Zum Schinderhannes     (... Der falsche Räuber)

 

Johannes Bückler, genannt "der Schinderhannes ”, war ein deutscher Räuber, dem heute 130 Straftaten, zumeist Diebstähle, Erpressungen und Raubüberfälle nachgewiesen werden können. Die Gesamtzahl seiner Mittäter betrug 93.Carl Zuckmayer umschrieb den Hunsrückräuber in seinem Schinderhanneslied mit den Worten:

” Das ist der Schinderhannes, der Lumpenhund, der Galgenstrick, der Schrecken jedes Mannes und auch der Weiberstück .” Das hörte ich schon zu meiner Schulzeit. In Mainz ist der Schinderhannes bekannt wie ein bunter Hund. Als ich mit 17 Jahren den Hennes kennen lernte, wusste ich noch nicht, dass sein Vater und seine Mutter das Gasthaus
” Zum Schinderhannes ” in der Holzstrasse in Mainz führten. Nach und nach freundeten wir uns an, bis ich mehr oder weniger zur Familie gehörte. So verkehrte ich mehrmals in der Woche im ”Schinderhannes.”

Ich hatte immer das Gefühl, sobald ich den ”Schinderhannes” betrat, dass jemand um mich herum sei, wie ein Schatten, der nicht zu mir gehörte. Die Geschichte selbst, über den Räuber Schinderhannes - war mir nicht in allen Details bekannt, und doch schien es so, als wäre ich mit ihm verbunden. wenn ich die Gaststube ” Zum Schinderhannes ” aufsuchte. Angst hatte ich nicht. Und doch kribbelte es mich, wenn ich so allein am Tisch saß. Manchmal hockte ich stundenlang ganz alleine da und schaute mir jedes einzelne Möbelstück, jeden Bilderrahmen, die schon einige hundert Jahre alt zu sein schienen, an. Ich dachte darüber nach, ob der Schinderhannes an diesem Tresen, auf den ich jetzt die Arme aufstützt, gesessen haben mochte und versuchte, in die alte Zeit einzutauchen und mir vorzustellen, dass er jetzt zur Tür hereinkäme, gefolgt von seinen engsten Freunden: dem Hassinger, Scheeler, Müllerhannes, Husarenphillip, Schwarzer Jonas, Schlechter Freier und seinem Julchen. Während ich so durch meine Gedanken in eine frühere Zeit hineinspazierte, saß er mir plötzlich gegenüber: Der Schinderhannes und - lachte mich lauthals an. Nun hatte ich es geschafft. Ich war angekommen. War nun ein Räuber und schunkelte mit der Bande und trank und sang das Lied: ” Doann ging seu Räuwerlewe zu Enn‚ im schäijne Mainz am Rhein, und wir hier in de Krone, gedenke heuer sein. Das war der Schinderhannes, der Lumpenhund, der Galgenstrick, der Schrecken jedes Mannes und auch der Weiberstück!”
Jahre vergingen und ich hatte das eine oder andere Land besucht und kam für eine Weile zurück nach Mainz .

Es zog mich sofort 'Zum Schinderhannes'. Ich war einfach süchtig nach der Gemütlichkeit und dem Schrecken, der sich in mir auslöste, wenn ich im ´Schinderhannes´ saß. Doch den Hennes, meinen Freund, gab es nicht mehr.
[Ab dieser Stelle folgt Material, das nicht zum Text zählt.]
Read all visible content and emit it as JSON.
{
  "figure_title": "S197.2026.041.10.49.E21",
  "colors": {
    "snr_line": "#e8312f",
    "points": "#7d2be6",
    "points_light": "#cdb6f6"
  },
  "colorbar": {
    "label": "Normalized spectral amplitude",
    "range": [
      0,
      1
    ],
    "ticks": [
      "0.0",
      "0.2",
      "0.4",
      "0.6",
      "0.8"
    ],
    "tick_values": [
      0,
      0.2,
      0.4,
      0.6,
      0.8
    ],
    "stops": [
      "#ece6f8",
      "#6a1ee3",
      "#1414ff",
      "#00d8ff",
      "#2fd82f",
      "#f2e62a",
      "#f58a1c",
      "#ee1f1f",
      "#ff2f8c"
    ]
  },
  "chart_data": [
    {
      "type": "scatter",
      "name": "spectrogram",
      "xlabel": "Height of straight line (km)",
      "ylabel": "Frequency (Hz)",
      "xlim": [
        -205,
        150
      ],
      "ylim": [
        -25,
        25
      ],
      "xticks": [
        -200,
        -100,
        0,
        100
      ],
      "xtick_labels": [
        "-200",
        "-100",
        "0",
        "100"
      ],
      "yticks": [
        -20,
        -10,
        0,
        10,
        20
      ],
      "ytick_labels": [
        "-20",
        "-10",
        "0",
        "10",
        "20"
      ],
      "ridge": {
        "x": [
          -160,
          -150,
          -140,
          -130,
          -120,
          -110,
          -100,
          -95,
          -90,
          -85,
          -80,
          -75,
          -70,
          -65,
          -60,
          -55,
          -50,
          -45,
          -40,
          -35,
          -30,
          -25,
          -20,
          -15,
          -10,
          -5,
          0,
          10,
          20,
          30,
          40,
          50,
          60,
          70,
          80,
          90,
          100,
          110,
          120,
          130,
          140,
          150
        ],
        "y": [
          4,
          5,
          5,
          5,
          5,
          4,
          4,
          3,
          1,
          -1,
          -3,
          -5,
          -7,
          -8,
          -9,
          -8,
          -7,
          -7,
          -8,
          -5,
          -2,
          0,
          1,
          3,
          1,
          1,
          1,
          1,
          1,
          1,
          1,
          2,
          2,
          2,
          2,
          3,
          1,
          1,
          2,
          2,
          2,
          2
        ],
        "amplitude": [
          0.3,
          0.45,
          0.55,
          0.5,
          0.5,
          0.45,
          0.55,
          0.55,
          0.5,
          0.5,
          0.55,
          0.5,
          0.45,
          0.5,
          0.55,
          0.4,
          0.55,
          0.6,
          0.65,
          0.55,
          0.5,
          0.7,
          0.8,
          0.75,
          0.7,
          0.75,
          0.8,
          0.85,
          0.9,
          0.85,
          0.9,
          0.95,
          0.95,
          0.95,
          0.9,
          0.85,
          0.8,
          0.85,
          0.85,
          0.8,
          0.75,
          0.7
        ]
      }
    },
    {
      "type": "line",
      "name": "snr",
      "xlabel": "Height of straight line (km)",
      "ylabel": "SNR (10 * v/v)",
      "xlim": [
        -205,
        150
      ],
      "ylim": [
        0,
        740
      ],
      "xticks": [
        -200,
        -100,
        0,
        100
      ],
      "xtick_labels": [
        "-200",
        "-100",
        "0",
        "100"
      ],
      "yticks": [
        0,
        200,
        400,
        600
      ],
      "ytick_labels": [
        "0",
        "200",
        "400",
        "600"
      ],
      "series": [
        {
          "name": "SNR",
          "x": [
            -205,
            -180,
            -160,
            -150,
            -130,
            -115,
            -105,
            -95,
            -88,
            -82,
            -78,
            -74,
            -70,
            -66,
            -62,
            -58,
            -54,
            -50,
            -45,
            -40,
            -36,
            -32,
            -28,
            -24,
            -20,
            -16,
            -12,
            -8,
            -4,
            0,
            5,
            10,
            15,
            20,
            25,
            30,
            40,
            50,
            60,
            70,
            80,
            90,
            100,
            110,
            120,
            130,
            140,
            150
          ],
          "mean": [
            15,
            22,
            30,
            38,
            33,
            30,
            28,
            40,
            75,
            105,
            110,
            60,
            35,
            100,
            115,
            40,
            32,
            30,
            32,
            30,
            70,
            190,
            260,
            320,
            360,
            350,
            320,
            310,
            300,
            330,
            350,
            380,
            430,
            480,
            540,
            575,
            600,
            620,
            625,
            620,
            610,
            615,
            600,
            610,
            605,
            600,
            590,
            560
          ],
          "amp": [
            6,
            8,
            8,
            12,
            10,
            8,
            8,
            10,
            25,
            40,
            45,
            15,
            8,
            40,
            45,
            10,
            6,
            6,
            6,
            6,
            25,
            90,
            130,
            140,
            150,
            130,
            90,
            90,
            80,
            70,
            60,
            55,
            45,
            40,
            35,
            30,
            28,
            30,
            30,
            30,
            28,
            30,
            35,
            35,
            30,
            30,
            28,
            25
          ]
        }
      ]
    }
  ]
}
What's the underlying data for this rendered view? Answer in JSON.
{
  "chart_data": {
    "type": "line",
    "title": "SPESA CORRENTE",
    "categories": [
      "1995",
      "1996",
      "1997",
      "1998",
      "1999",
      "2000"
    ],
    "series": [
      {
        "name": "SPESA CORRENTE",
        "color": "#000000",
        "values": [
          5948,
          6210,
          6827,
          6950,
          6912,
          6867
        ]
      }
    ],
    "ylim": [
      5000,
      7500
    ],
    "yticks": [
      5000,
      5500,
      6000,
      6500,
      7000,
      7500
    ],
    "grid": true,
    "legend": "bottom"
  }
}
Er und seine Familie waren spurlos verschwunden. Es gab nun eine neue Besitzerin, die das Gasthaus 'Zum Schinderhannes' führte. Die Wirtsstube war bumsvoll. Ich hatte aber Glück, und mein Platz, auf dem ich immer saß, wenn ich zu Gast hier weilte, war nicht besetzt. Im ersten Moment fand ich das sehr seltsam. Es gab keinen einzigen unbesetzten Stuhl bis auf den, auf dem ich zu sitzen pflegte. War das Zufall? Oder war der Schinderhannes im Raum und hatte mir all die Jahre meinen Stuhl frei gehalten? Als die neue Wirtin auf mich zu kam, fiel sie fast auf die Knie, fuchtelte wild mit den Armen herum und sagte: ” So viele Jahre, so viele Jahre, so viele Jahre.” Ich sah in die vielen Gesichter, die mich anschauten und hob die Schulter. Ich stand wieder auf und wollte gehen. Das mit der neuen Wirtin war mir dann doch etwas peinlich. Aber einer der Gäste drückte mich zurück und sagte: ” Nehmen Sie ihr das Gerede nicht übel . Seit Jahren hat kein Gast auf diesem Stuhl gesessen. Sie denkt, dass dies der Sitz vom Schinderhannes gewesen ist. Dass er verflucht ist, der Stuhl. Und der, der sich darauf setzt, könne nur der Hannes sein.”